O’reilly obviously trusts its consumers to understand the tradeoffs of having access to unfinished products. O’reilly clearly states what it is you’re buying in Rough Cuts and trusts consumers to use the information with the understanding the content hasn’t been finalized.
Combined with input from actual readers, this model has to make the product that much better. The larger question is how many corporate training departments could trust their learners to buy into such a model? Would they throw out words like “risk” and “liability” before trying to understand how such a model could be applied? How could you initiate a grassroots initiative with individual lines of business?
Still an Enterprise, Not a Democracy
This will no doubt be scary for some organizations. To be clear, this model does not mean the process has to be democratized to the point that no clear owner exists. Your SMEs, legal and business owners still own the final, published version. What you’re offering learners is more immediate access to content while capturing learner feedback during your normal course development cycle. Your audience is now participating in part of that design.
I’d be interested to see, either from O’reilly or its authors, how the model (+/-) impacted development times, quality and errata.
The Need for Alternative Development Models
Rough Cuts clearly aren’t for all readers and neither is a similar courseware model. They’re designed for those long tail readers/learners who have a sincere, professional and passionate interest in having immediate access to content today, rather than tomorrow.
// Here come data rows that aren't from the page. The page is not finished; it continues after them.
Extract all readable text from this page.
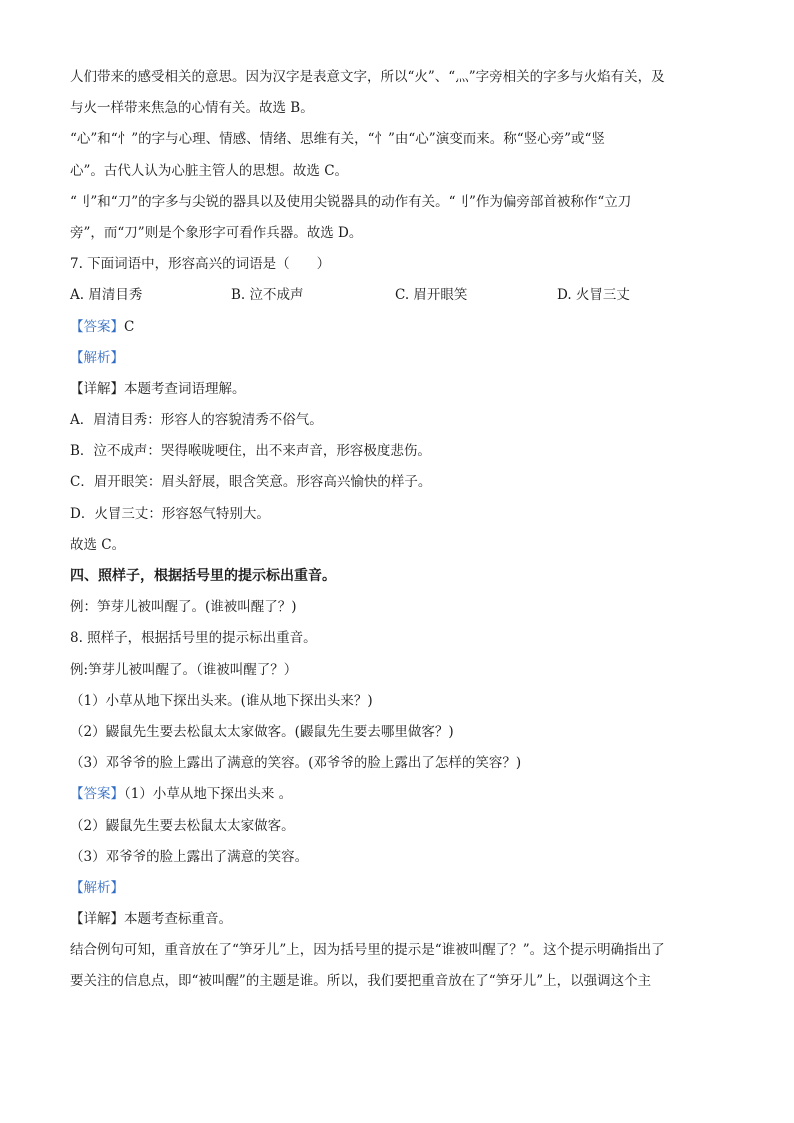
人们带来的感受相关的意思。因为汉字是表意文字，所以“火”、“灬”字旁相关的字多与火焰有关，及
与火一样带来焦急的心情有关。故选 B。
“心”和“忄”的字与心理、情感、情绪、思维有关，“忄”由“心”演变而来。称“竖心旁”或“竖
心”。古代人认为心脏主管人的思想。故选 C。
“刂”和“刀”的字多与尖锐的器具以及使用尖锐器具的动作有关。“刂”作为偏旁部首被称作“立刀
旁”，而“刀”则是个象形字可看作兵器。故选 D。
7. 下面词语中，形容高兴的词语是（　　）
A. 眉清目秀	B. 泣不成声	C. 眉开眼笑	D. 火冒三丈
【答案】C
【解析】
【详解】本题考查词语理解。
A．眉清目秀：形容人的容貌清秀不俗气。
B．泣不成声：哭得喉咙哽住，出不来声音，形容极度悲伤。
C．眉开眼笑：眉头舒展，眼含笑意。形容高兴愉快的样子。
D．火冒三丈：形容怒气特别大。
故选 C。
四、照样子，根据括号里的提示标出重音。
例：笋芽儿被叫醒了。(谁被叫醒了？)
8. 照样子，根据括号里的提示标出重音。
例:笋芽儿被叫醒了。（谁被叫醒了？）
（1）小草从地下探出头来。(谁从地下探出头来？)
（2）鼹鼠先生要去松鼠太太家做客。(鼹鼠先生要去哪里做客？)
（3）邓爷爷的脸上露出了满意的笑容。(邓爷爷的脸上露出了怎样的笑容？)
【答案】（1）小草从地下探出头来 。
（2）鼹鼠先生要去松鼠太太家做客。
（3）邓爷爷的脸上露出了满意的笑容。
【解析】
【详解】本题考查标重音。
结合例句可知，重音放在了“笋牙儿”上，因为括号里的提示是“谁被叫醒了？”。这个提示明确指出了
要关注的信息点，即“被叫醒”的主题是谁。所以，我们要把重音放在了“笋牙儿”上，以强调这个主
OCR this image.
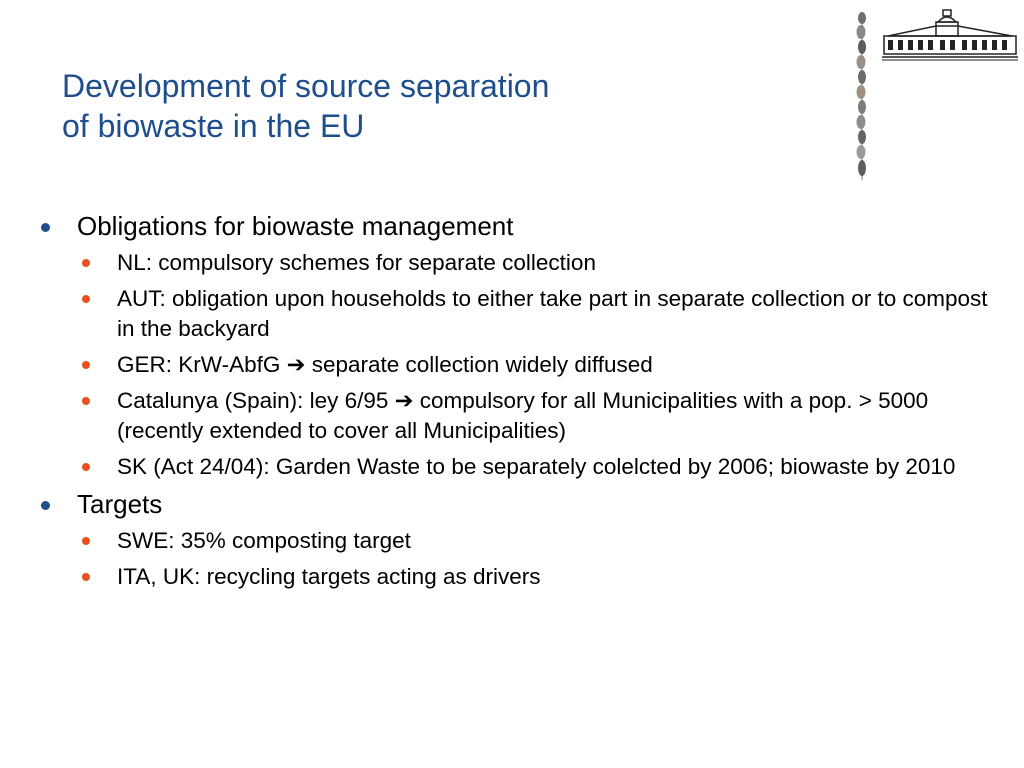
Development of source separation
of biowaste in the EU
Obligations for biowaste management
NL: compulsory schemes for separate collection
AUT: obligation upon households to either take part in separate collection or to compost in the backyard
GER: KrW-AbfG ➔ separate collection widely diffused
Catalunya (Spain): ley 6/95 ➔ compulsory for all Municipalities with a pop. > 5000 (recently extended to cover all Municipalities)
SK (Act 24/04): Garden Waste to be separately colelcted by 2006; biowaste by 2010
Targets
SWE: 35% composting target
ITA, UK: recycling targets acting as drivers
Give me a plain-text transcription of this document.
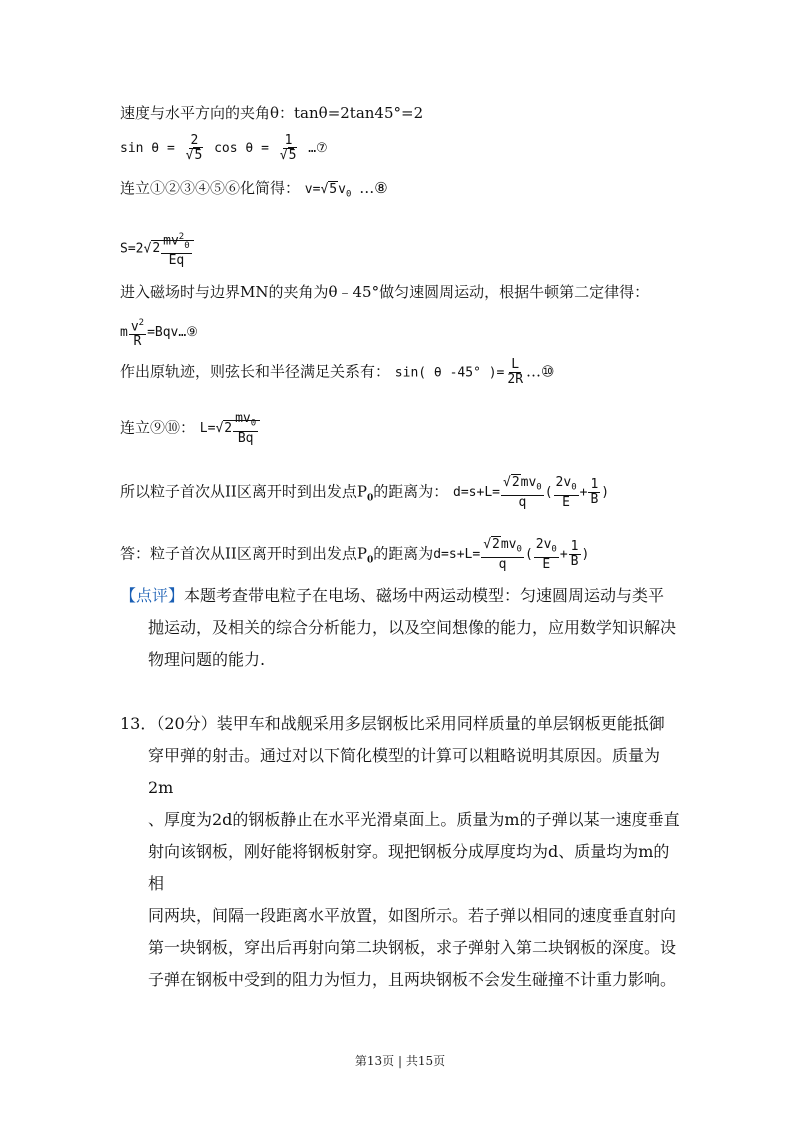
速度与水平方向的夹角θ：tanθ=2tan45°=2
$\sin \theta = \frac{2}{√5}$ $\cos \theta = \frac{1}{√5}$ …⑦
连立①②③④⑤⑥化简得： $v=√5v_0$ …⑧
$S=2√2 \frac{mv^2_0}{Eq}$
进入磁场时与边界MN的夹角为θ﹣45°做匀速圆周运动，根据牛顿第二定律得：
m $\frac{v^2}{R}$ =Bqv…⑨
作出原轨迹，则弦长和半径满足关系有： sin( θ -45° )= $\frac{L}{2R}$ …⑩
连立⑨⑩： $L=√2 \frac{mv_0}{Bq}$
所以粒子首次从II区离开时到出发点$P_0$的距离为： $d=s+L= \frac{√2mv_0}{q}$ ( $\frac{2v_0}{E} + \frac{1}{B}$ )
答：粒子首次从II区离开时到出发点$P_0$的距离为$d=s+L= \frac{√2mv_0}{q}$ ( $\frac{2v_0}{E} + \frac{1}{B}$ )
【点评】本题考查带电粒子在电场、磁场中两运动模型：匀速圆周运动与类平
抛运动，及相关的综合分析能力，以及空间想像的能力，应用数学知识解决
物理问题的能力.
13．（20分）装甲车和战舰采用多层钢板比采用同样质量的单层钢板更能抵御
穿甲弹的射击。通过对以下简化模型的计算可以粗略说明其原因。质量为2m
、厚度为2d的钢板静止在水平光滑桌面上。质量为m的子弹以某一速度垂直
射向该钢板，刚好能将钢板射穿。现把钢板分成厚度均为d、质量均为m的相
同两块，间隔一段距离水平放置，如图所示。若子弹以相同的速度垂直射向
第一块钢板，穿出后再射向第二块钢板，求子弹射入第二块钢板的深度。设
子弹在钢板中受到的阻力为恒力，且两块钢板不会发生碰撞不计重力影响。
第13页 | 共15页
Thinking about your organization, its lines of business and the types of e-learning you currently create, could such a model be incorporated into your e-learning offerings?
Who would you need to work with to initiate such a model? Which groups and types of training content would be best suited for such a model?
Predictions for training departments in 2009 are anything but optimistic. Check out a recent Jay Cross post on the state of the industry and forthcoming “cataclysm”. Clive Shepherd also comments on our industry and offers now is the time for change and taking action.